As discussed in prior CRA Insights, the Supreme Court approved a clarifying amendment to Federal Rules of Evidence Rule 702 that went into effect on December 1, 2023. As demonstrated in the statistics above, the amendment has not shown to have a material impact on exclusion rates in Rule 702 decisions. For example, while the 2024 exclusion rate was somewhat higher relative to 2023 and 2022, the exclusion rate for 2024 was generally consistent with (although still slightly higher than) the overall exclusion rate for the 2015‒2023 period. This would suggest that courts view the amendment as a clarification of the rule, rather than a change in the threshold of admissibility. For example, the following excerpts from Rule 702 decisions in non-patent cases (i.e., not included in the statistics above) provide instances where courts have explicitly disclosed that their decisions in those cases were not impacted by the rule change:
- “The court’s decision would be the same under either version of the rule” (Memorandum and Order, December 28, 2023, Bextermueller News Distributors, Inc. et al. v. Lee Enterprises, Inc. et al., Case No. 4-22-cv-00344).
- “The court recites the rule in its amended form in this Order, but the court’s analysis and rulings remain the same under the previous and the current versions of the Rule” (Memorandum Order, December 29, 2023, Kevin Brown, et al. v. Saint-Gobain Performance Plastics Corporation, et al., Case No. 1-16-cv-00242).

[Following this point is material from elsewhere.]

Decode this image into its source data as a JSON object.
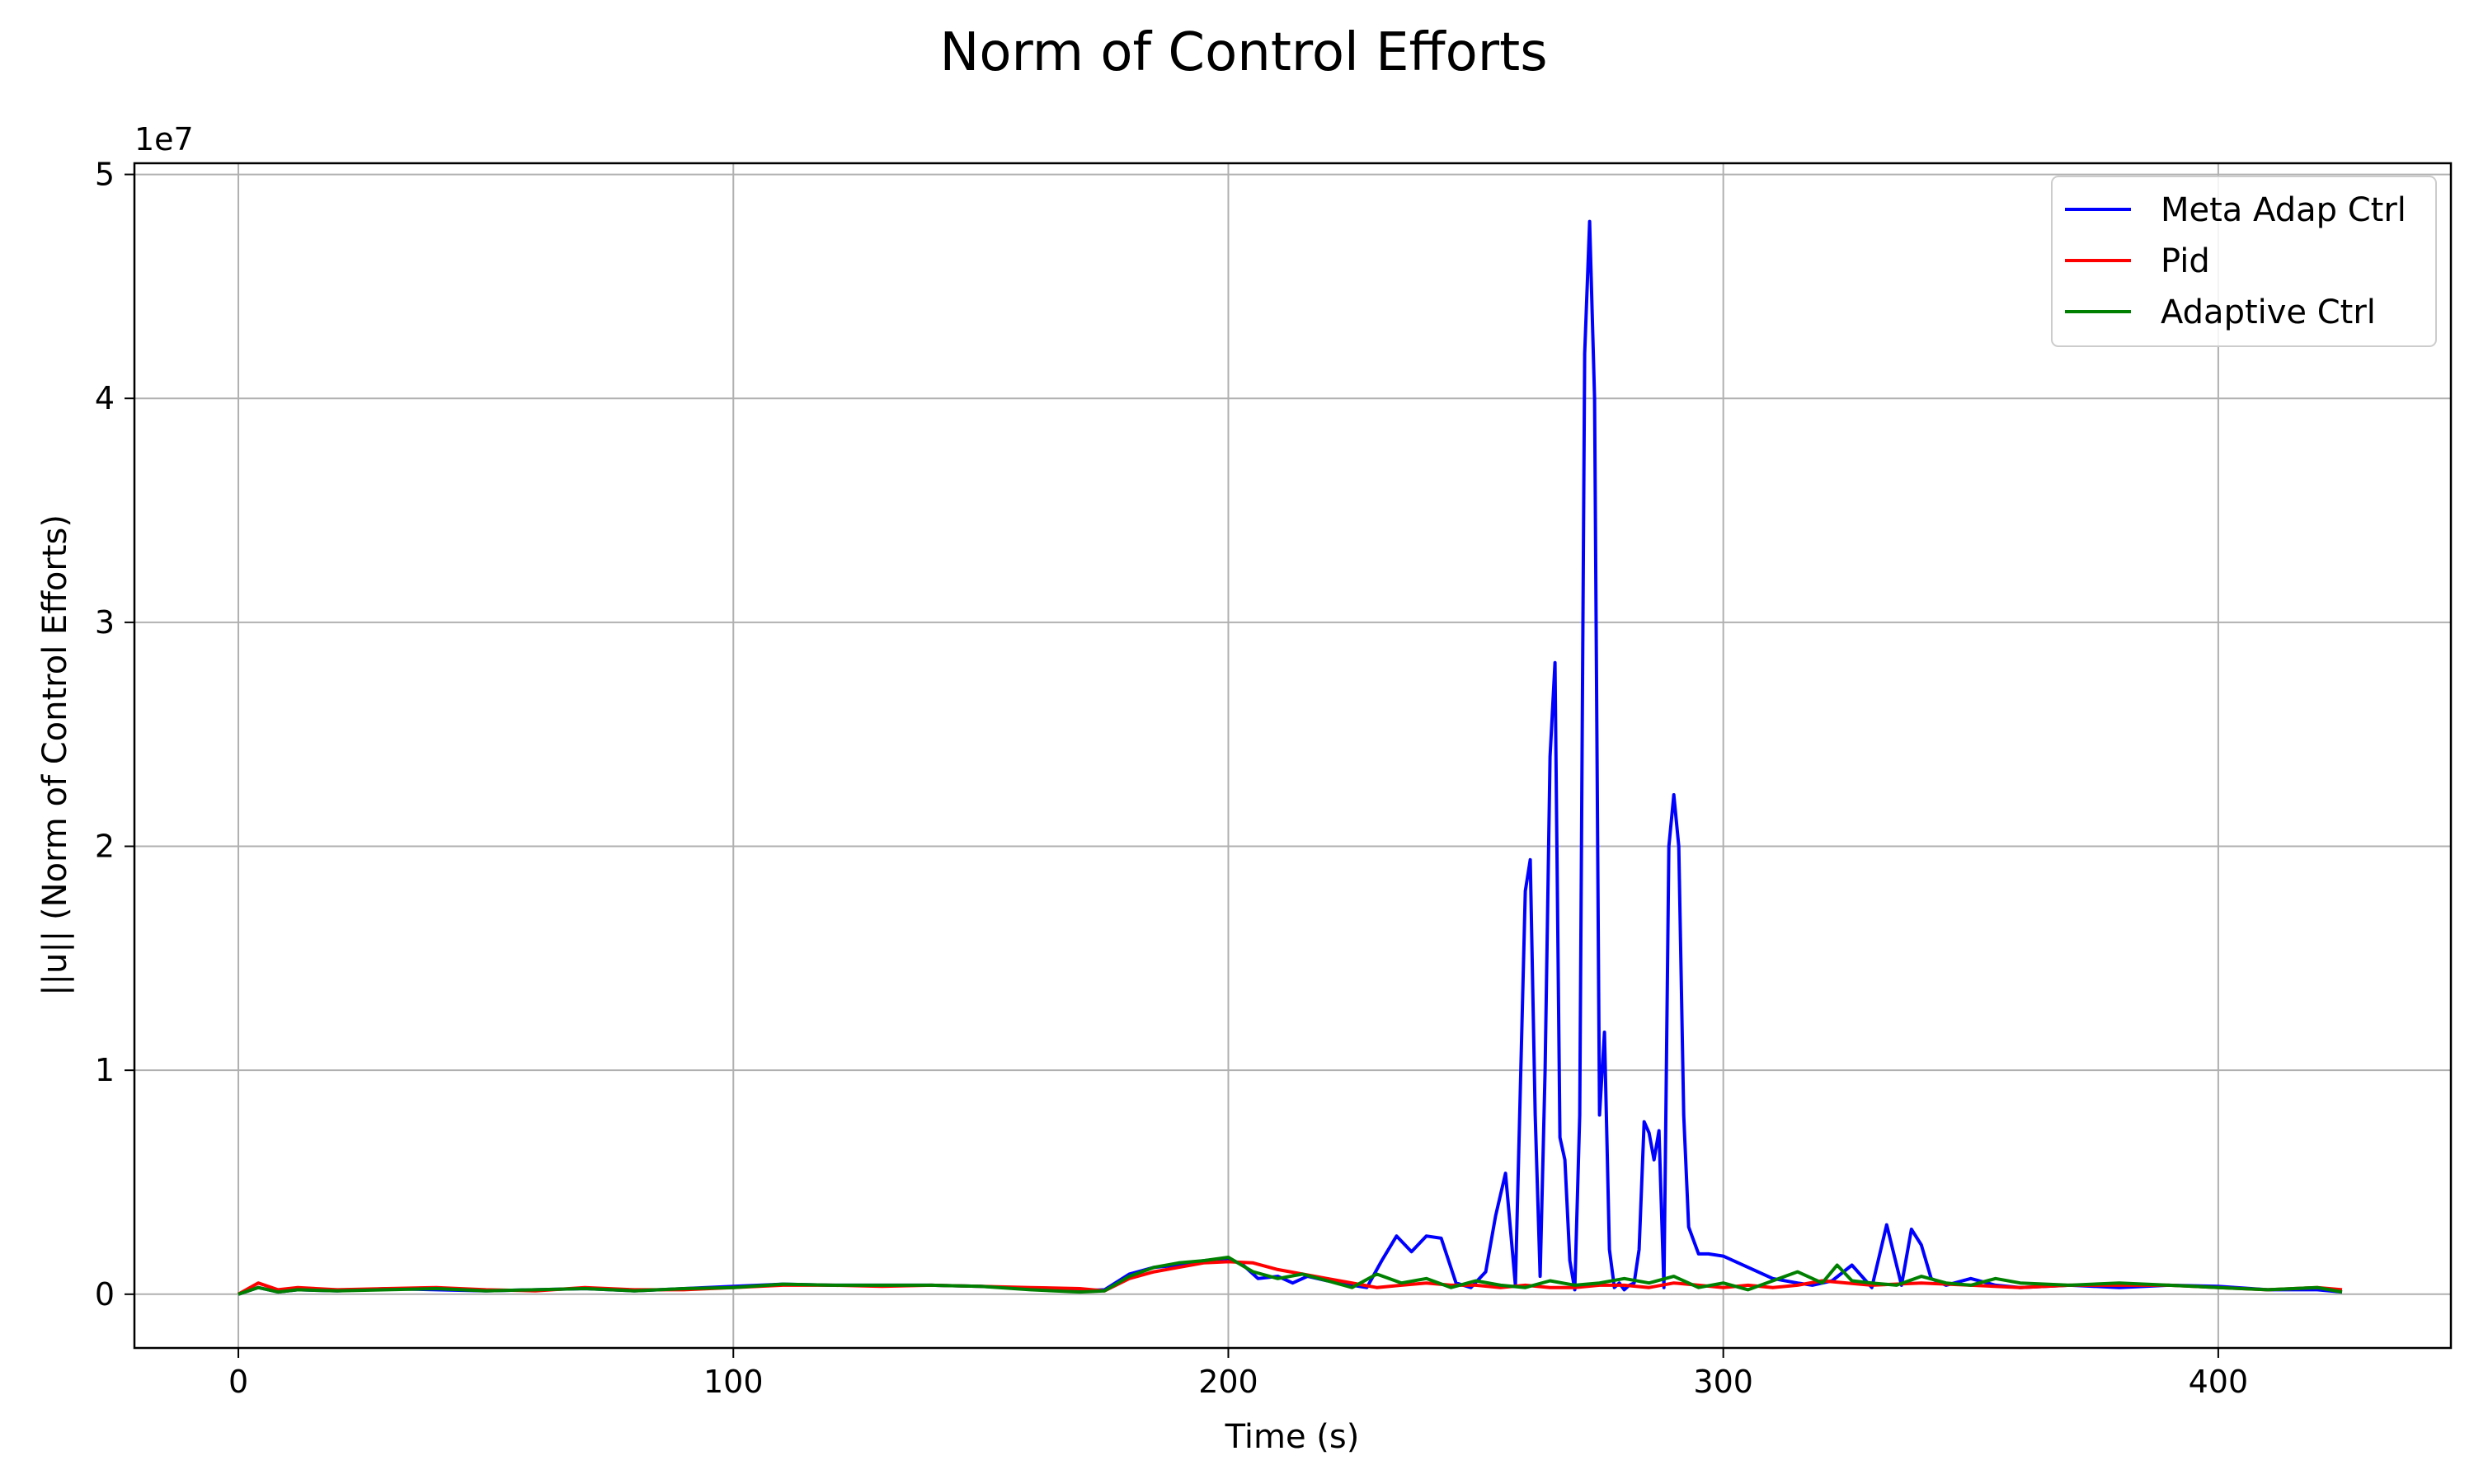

- “The Advisory Committee Notes clarify that the 2023 amendment does not ‘impose any new, specific procedures,’ but instead the amendment was made to clarify the preponderance standard for the admissibility requirements set forth in the Rule and to emphasize that an expert ‘must stay within the bounds of what can be concluded from a reliable application of the expert’s basis and methodology.’ … The Court’s decision regarding the admissibility of Plaintiff’s expert would be the same under either version of the Rule.” (Memorandum and Order, January 18, 2024, Carolyn Thomas v. State Farm Mutual Automobile Insurance Company, Case No. 4-22-cv-00724).